Allright, next question:
The problem with unifying several solvers is that they all take
different parameters, name options and methods differently etc. Now,
there are plenty of ways to work with this, including:

#1: Lowest common denominator. We provide a specific feature set that
we support and say that our implementation only allows specific
computations. This has the benefit of providing a simple interface
that allows substitution of solvers with easy. The drawback is
obviously that some configuration opportunities are discarded.

#2: Use a dynamic configuration method (such as ParameterGroup) that
basically forwards options to the solver. The main drawback here is
that the solvers really aren't unified at all, as every call to it
usually must be special-cased for every single solver. Of course it
then exposes the full power of the underlying solver.

#3: A hybrid. A well-defined supported interface and operations with
an "unsafe & unportable" feature that allows for direct configuration.
This sort-of breaks encapsulation, but if it is documented as unsafe
and is only used for "emergencies" then I think it could be fine.

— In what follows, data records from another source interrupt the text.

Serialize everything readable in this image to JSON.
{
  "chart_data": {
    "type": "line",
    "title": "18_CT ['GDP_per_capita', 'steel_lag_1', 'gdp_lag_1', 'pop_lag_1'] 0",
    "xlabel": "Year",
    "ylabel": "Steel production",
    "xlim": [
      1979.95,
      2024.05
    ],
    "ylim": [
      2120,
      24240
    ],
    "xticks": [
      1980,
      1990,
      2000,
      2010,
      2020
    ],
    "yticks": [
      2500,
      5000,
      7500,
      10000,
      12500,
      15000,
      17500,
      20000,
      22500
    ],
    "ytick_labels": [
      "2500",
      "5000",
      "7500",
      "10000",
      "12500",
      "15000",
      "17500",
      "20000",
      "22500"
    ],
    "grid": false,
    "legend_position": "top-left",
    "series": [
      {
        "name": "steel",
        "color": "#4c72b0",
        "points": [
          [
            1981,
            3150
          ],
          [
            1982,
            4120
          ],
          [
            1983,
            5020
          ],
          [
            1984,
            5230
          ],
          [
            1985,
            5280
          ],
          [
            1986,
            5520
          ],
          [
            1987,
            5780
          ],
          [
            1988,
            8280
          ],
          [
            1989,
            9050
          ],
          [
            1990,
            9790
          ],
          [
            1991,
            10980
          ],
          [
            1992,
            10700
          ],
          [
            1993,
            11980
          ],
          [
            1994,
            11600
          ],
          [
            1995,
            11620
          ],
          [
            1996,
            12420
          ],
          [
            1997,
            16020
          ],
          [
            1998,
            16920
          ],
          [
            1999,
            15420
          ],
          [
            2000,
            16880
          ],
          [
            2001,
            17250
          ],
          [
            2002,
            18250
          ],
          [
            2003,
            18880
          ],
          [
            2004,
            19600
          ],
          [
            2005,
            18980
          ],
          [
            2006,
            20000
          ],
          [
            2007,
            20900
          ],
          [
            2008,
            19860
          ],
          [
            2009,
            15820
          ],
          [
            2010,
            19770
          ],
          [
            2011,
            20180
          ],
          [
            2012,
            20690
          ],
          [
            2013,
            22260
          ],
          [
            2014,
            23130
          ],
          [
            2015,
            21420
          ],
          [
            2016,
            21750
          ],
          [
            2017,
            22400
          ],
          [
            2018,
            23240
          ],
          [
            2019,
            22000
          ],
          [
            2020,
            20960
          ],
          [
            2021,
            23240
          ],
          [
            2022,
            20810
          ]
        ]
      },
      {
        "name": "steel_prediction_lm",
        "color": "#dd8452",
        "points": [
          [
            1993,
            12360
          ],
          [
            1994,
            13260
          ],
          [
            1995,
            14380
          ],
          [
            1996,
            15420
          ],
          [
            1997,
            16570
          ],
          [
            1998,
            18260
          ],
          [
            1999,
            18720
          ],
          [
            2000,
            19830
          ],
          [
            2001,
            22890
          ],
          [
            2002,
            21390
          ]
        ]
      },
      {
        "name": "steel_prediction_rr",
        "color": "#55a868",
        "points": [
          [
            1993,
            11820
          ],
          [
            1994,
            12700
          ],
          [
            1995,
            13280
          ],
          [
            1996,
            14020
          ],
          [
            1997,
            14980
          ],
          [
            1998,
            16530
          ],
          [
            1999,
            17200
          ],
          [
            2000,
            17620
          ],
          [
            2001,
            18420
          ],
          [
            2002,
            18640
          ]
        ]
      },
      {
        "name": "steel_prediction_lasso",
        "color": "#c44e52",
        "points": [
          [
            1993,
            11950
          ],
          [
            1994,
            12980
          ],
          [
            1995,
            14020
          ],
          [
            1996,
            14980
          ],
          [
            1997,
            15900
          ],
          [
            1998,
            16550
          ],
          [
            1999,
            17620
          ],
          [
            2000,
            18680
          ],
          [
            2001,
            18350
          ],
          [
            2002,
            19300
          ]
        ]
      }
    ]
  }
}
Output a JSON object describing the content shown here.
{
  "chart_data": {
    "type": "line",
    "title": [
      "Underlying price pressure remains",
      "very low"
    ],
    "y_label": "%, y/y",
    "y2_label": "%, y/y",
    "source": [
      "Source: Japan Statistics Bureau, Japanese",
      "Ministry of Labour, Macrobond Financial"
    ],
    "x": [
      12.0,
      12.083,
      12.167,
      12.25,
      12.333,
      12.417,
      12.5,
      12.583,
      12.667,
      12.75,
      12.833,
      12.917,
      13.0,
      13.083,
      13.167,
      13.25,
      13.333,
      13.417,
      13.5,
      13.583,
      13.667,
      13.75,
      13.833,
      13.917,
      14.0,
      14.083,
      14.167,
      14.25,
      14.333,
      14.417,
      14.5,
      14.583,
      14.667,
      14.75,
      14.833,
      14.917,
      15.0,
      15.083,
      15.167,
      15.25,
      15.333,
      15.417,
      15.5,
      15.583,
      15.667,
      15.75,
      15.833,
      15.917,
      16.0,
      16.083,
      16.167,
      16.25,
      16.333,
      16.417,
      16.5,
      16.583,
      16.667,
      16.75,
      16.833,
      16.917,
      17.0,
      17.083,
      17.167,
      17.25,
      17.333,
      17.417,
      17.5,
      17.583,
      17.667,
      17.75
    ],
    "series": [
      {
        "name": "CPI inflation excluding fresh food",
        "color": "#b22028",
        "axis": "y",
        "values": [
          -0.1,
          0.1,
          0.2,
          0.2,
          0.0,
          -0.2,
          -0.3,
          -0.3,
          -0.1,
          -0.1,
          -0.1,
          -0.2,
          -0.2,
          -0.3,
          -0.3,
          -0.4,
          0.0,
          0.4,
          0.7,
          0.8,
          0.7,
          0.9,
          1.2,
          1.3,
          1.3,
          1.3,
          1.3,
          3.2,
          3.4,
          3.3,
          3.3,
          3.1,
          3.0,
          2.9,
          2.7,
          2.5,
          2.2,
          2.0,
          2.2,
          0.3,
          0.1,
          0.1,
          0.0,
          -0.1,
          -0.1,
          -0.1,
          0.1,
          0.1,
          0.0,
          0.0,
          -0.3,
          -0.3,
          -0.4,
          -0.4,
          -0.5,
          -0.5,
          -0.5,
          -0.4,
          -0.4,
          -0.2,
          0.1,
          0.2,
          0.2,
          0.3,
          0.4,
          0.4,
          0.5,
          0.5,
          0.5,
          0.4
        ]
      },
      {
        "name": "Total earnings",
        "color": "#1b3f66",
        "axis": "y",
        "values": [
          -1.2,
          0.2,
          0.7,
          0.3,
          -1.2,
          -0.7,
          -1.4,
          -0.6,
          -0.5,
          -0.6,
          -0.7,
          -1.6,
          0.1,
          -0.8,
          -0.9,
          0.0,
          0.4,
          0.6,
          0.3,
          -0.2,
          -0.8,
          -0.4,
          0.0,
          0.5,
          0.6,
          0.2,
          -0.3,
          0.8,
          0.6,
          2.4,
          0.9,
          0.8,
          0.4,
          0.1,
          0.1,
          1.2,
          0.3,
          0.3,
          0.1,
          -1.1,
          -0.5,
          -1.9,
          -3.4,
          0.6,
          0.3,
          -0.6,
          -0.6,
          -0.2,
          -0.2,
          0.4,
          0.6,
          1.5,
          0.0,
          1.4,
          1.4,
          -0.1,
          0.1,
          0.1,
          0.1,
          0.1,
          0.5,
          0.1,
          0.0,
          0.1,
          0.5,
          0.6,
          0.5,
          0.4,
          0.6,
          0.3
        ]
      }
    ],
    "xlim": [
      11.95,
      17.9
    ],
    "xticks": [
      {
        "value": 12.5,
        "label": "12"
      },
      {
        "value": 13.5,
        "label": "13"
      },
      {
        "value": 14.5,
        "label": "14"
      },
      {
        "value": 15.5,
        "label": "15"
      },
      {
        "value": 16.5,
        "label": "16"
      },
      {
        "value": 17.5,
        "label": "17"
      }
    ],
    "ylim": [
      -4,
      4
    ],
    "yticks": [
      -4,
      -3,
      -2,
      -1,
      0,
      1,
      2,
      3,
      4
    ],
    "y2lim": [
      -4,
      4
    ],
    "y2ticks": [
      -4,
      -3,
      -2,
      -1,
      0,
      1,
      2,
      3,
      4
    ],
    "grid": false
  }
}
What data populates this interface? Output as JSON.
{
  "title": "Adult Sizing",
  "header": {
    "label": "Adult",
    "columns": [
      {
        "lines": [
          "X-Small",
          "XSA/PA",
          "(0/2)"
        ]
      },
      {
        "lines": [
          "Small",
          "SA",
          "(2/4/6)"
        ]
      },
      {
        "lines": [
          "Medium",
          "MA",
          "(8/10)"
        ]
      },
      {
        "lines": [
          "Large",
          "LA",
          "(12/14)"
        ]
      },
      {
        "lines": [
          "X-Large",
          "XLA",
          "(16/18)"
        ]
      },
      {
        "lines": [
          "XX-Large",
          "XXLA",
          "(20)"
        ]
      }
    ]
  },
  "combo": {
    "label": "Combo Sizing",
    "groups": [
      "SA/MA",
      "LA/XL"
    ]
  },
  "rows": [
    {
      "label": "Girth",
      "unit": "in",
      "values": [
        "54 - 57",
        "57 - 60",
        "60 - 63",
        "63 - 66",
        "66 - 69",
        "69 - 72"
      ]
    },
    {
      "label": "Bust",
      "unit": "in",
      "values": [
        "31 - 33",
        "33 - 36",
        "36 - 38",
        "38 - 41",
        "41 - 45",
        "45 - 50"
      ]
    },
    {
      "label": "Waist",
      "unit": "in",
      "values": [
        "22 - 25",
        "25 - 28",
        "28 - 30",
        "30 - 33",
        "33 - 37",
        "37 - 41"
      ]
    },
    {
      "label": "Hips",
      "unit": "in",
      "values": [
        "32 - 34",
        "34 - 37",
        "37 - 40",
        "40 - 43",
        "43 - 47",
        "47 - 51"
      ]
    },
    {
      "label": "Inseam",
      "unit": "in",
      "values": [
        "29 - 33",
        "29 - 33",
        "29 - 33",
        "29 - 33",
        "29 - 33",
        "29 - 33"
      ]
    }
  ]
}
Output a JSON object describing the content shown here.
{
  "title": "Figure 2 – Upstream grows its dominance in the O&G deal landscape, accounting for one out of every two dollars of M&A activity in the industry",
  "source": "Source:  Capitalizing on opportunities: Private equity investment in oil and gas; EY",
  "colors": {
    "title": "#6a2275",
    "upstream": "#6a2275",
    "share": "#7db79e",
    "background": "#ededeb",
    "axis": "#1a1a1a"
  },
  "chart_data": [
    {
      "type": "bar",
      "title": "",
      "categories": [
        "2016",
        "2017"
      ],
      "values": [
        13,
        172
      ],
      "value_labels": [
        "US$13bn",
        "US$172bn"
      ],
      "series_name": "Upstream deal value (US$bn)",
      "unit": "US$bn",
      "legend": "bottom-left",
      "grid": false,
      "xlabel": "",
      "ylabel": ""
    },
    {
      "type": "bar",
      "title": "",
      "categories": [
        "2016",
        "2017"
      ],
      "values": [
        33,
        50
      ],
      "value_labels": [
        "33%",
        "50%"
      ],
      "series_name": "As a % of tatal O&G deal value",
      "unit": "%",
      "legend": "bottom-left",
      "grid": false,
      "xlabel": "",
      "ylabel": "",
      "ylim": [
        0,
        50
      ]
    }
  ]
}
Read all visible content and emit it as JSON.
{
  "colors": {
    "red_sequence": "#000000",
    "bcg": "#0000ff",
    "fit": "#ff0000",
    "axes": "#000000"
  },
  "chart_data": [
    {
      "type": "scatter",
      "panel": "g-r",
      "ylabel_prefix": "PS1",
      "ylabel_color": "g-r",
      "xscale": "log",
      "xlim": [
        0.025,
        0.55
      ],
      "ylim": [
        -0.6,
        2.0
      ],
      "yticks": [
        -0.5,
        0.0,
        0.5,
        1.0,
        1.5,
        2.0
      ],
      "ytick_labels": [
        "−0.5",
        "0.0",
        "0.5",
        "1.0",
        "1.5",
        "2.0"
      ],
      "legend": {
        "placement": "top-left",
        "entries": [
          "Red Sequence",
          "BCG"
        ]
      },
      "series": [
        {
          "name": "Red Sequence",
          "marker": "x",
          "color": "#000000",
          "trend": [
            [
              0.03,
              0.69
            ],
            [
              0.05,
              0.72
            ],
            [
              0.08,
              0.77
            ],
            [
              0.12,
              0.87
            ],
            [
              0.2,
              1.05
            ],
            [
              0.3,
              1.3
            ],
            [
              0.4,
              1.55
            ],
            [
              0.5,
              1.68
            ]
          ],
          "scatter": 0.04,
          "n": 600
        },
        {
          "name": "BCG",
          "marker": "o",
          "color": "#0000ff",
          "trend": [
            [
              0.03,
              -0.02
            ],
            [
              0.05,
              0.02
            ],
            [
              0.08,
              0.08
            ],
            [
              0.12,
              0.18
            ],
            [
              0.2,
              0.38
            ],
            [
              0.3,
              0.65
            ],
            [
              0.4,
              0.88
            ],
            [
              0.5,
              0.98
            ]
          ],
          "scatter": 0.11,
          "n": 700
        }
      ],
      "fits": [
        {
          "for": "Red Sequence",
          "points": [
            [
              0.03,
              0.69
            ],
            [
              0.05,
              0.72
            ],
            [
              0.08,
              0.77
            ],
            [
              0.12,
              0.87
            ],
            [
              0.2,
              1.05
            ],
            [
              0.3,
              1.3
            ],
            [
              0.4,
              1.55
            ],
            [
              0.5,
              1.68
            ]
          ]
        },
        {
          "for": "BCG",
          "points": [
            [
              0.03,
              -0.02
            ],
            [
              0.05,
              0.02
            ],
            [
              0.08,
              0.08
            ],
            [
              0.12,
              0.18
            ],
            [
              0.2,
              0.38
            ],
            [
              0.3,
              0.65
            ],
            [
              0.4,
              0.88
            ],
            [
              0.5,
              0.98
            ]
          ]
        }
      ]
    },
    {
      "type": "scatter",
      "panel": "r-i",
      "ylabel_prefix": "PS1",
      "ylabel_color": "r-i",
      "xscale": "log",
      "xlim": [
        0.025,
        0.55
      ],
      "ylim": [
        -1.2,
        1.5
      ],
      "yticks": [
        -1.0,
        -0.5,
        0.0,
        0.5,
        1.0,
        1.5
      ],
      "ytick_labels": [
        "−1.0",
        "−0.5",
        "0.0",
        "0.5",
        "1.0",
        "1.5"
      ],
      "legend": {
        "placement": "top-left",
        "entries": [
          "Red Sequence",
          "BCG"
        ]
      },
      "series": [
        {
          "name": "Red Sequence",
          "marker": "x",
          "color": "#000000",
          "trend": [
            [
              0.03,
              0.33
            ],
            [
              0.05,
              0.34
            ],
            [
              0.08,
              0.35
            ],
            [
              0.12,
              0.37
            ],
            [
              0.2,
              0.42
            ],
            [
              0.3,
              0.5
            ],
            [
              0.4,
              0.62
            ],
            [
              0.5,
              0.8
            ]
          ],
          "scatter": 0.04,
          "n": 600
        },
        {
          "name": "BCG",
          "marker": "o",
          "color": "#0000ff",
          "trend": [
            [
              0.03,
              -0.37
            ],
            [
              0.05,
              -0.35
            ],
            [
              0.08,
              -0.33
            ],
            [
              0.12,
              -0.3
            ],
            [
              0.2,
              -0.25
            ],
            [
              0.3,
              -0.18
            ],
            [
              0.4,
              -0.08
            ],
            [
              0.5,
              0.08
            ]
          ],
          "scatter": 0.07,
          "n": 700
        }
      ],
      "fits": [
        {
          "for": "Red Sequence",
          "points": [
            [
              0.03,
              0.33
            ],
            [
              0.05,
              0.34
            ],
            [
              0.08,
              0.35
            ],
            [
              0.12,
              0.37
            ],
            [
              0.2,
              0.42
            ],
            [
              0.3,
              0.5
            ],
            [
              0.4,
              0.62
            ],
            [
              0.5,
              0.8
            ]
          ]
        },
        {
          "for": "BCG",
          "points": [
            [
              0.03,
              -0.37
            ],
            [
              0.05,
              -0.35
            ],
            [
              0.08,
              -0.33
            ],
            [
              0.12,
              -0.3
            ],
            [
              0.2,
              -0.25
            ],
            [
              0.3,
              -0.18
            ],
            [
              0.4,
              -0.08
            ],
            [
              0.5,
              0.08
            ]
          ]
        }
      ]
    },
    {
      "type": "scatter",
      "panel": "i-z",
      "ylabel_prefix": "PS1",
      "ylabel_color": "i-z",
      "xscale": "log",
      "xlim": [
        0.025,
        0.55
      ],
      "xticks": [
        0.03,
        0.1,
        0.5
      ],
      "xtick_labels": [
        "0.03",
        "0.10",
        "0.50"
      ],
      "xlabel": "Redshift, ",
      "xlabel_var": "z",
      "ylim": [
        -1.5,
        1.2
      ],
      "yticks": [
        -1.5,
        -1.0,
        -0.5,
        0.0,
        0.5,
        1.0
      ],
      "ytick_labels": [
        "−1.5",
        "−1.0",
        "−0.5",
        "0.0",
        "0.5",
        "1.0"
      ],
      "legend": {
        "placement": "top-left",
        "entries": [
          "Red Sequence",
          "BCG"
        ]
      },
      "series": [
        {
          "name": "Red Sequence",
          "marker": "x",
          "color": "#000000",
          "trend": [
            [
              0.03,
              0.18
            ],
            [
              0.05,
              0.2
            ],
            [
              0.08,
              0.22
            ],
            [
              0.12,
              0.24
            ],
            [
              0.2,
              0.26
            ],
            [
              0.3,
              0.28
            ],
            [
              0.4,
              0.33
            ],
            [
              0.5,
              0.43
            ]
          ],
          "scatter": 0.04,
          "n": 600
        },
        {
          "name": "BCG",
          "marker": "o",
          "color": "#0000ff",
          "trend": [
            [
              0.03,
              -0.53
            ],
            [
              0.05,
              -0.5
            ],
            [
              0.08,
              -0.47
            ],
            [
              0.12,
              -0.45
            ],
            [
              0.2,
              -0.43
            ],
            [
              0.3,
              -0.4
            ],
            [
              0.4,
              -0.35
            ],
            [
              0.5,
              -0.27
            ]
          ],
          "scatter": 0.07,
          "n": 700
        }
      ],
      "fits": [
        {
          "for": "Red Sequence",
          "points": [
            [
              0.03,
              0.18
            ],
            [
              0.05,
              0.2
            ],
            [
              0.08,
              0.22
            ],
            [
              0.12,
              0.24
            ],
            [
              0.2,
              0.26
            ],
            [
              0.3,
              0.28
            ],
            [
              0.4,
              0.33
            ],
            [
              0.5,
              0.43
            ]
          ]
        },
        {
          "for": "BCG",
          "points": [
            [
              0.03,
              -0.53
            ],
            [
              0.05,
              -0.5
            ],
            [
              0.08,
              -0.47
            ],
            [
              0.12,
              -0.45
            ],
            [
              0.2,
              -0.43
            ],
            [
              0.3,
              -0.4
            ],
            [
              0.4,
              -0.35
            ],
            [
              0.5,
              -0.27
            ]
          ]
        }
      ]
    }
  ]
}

With option #1 or #3 some standardized mechanism for translating
between our option "language" and the target solver option setting is
needed. LinearSolverInterface currently doesn't support it directly -
it does allow options to be passed through ParameterGroup, but is not
very well defined in exactly what options should look like. I
personally don't like it because it is impossible to verify statically.

The real question is: what solution do the community think it is worth
going for? If LinearSolver* is to be used then it does require a
little bit more work. Personally I prefer solution #3, but I'd love
some community feedback on that.
my opinion: 3.

1 is silly and offers no benefits, 2 is hard on end users, 3 makes every
party happy.
1st, 2nd, 3rd & sold.


in particular pulling in petsc must be for the advanced functionality.
there is no sense pulling all that for the basics. then again everything
petsc can be done through command line so as long as that interface is
intact, that might suffice for that particular situation.
In it's current state it isn't, but this is the longer-term goal.